- Innovation Submission
- A formal disclosure of a new product concept, technical solution, or improvement provided by a submitter to a receiving company for evaluation.
- IP Assignment
- A contractual transfer of full ownership rights in an invention, design, or other intellectual property from the creator to another party — typically the employer or company.
- Prior Art
- Existing publicly available knowledge, patents, or products that predate and may limit the novelty of a submitted idea, affecting patentability and ownership claims.
- Work Made for Hire
- A US copyright doctrine under which work created by an employee within the scope of employment is automatically owned by the employer, not the creator.
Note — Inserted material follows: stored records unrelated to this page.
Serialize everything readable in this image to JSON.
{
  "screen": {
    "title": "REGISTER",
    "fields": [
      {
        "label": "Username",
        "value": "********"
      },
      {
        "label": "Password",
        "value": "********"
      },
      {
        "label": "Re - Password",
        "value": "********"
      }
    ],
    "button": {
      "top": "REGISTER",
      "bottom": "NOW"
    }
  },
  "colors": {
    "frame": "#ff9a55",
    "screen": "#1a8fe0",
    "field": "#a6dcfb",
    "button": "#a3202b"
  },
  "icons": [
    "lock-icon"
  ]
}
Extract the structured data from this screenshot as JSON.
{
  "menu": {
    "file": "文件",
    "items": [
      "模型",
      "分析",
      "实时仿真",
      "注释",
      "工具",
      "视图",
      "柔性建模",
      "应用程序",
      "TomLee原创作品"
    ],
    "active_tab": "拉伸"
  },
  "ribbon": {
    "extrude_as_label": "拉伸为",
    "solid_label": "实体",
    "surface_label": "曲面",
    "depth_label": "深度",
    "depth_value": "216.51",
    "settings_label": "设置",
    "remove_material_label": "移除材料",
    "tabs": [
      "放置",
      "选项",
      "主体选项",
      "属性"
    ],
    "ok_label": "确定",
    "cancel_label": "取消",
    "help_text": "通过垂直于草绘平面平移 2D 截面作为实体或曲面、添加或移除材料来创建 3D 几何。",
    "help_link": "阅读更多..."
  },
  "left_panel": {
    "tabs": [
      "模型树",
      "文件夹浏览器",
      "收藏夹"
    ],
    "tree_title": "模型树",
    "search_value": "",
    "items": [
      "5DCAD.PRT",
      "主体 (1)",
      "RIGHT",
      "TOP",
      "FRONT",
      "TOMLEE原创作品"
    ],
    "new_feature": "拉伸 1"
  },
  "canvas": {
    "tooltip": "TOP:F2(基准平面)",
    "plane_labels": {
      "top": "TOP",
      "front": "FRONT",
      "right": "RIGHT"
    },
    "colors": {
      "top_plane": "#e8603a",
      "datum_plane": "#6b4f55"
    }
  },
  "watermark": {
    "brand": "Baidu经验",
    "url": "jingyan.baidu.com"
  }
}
- Non-Circumvention Clause
- A provision prohibiting the receiving party from bypassing the submitter to deal directly with the submitter's contacts, partners, or sources identified in the submission.
- Evaluation Period
- The defined timeframe — typically 30 to 90 days — during which the receiving company may assess the submitted idea before the agreement's confidentiality and exclusivity obligations either renew or expire.
- Royalty
- A recurring payment made to the idea originator based on a percentage of revenue, units sold, or profits generated from the commercialization of the submitted innovation.
- Novelty
- The quality of an idea being new and not publicly known or previously patented — a prerequisite for patent protection in most jurisdictions.
- Confidential Information
- Non-public data, concepts, technical details, or business information disclosed under the agreement that the receiving party is obligated not to share or exploit outside the agreed purpose.
- Moral Rights
- Inalienable rights recognized in many jurisdictions — particularly in Canada, the UK, and the EU — that allow creators to claim authorship and object to derogatory treatment of their work, even after assignment.
- Limitation of Liability
- A clause capping the maximum financial exposure of one or both parties in the event of a breach, typically expressed as a dollar ceiling or tied to amounts paid under the agreement.